Before you can use SAML as the default authentication mode in CAM, you must configure SAML in CSM. See https://help.cherwell.com for information on configuring SAML and configuring the REST API for SAML authentication for CSM.

Important: When configuring CSM 10.4.2 or newer, you must also add the CAM DNS to CSM's internal clients whitelist.

To add the CAM:

  1. In CSM Administrator, go to the Security category and select Authentication Whitelist from the task panel.
  2. In the Whitelisted Hosts window, select Internal CSM Clients from the Client drop-down list.
  3. Select New.
  4. Enter the CAM DNS.
  5. Select Save.

Once SAML is properly configured in CSM, you need to test your SAML configuration for compatibility when logging in from CAM web applications (Reporting (including SaaS Analytics), Purchasing, and License Analytics).

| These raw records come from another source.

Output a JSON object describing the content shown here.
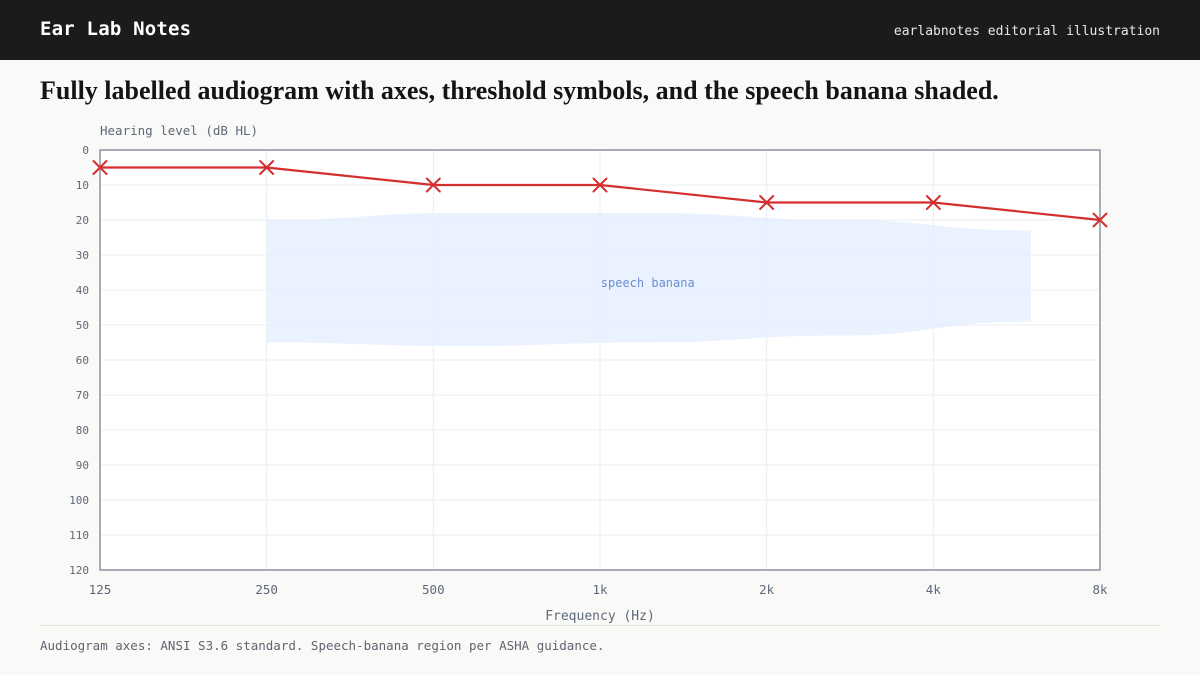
{
  "header": {
    "brand": "Ear Lab Notes",
    "tagline": "earlabnotes editorial illustration"
  },
  "headline": "Fully labelled audiogram with axes, threshold symbols, and the speech banana shaded.",
  "footnote": "Audiogram axes: ANSI S3.6 standard. Speech-banana region per ASHA guidance.",
  "colors": {
    "threshold": "#d32f2f",
    "banana_fill": "#e6efff",
    "banana_text": "#6b8fd1",
    "axis": "#8a93a3",
    "grid": "#e8ecf2",
    "tick_text": "#5f6878"
  },
  "chart_data": {
    "type": "line",
    "xlabel": "Frequency (Hz)",
    "ylabel": "Hearing level (dB HL)",
    "categories": [
      "125",
      "250",
      "500",
      "1k",
      "2k",
      "4k",
      "8k"
    ],
    "y_ticks": [
      0,
      10,
      20,
      30,
      40,
      50,
      60,
      70,
      80,
      90,
      100,
      110,
      120
    ],
    "ylim": [
      0,
      120
    ],
    "y_inverted": true,
    "x_scale": "log2",
    "grid": true,
    "series": [
      {
        "marker": "x-icon",
        "values": [
          5,
          5,
          10,
          10,
          15,
          15,
          20
        ]
      }
    ],
    "annotations": [
      {
        "label": "speech banana",
        "region": {
          "freq_from": "250",
          "freq_to": "6k",
          "upper_db": [
            20,
            18,
            18,
            20,
            23
          ],
          "lower_db": [
            55,
            56,
            55,
            53,
            49
          ]
        }
      }
    ]
  }
}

To test, force CAM to use SAML authentication by appending the query parameter auth_mode=SAML to the end of the CAM web application URLs.

  • http://<cam-machine>/CAMReporting/Default.aspx?auth_mode=SAML
  • http://<cam-machine>/CAMLicenseAnalytics/Default.aspx?auth_mode=SAML
  • http://<cam-machine>/CAMPurchasing/Default.aspx?auth_mode=SAML
  • http://<cam-machine>/CAMSaaSAnalytics/?auth_mode=SAML

If the test is successful, the CAM web application opens and you are logged in. You may notice several redirect messages while you wait. After a successful test, you can set SAML as the default authentication method in your database; you won't need to append the query parameter used in the test anymore.

If the test is not successful, an error is shown. Check your SAML identity provider's error logs for information on the problem.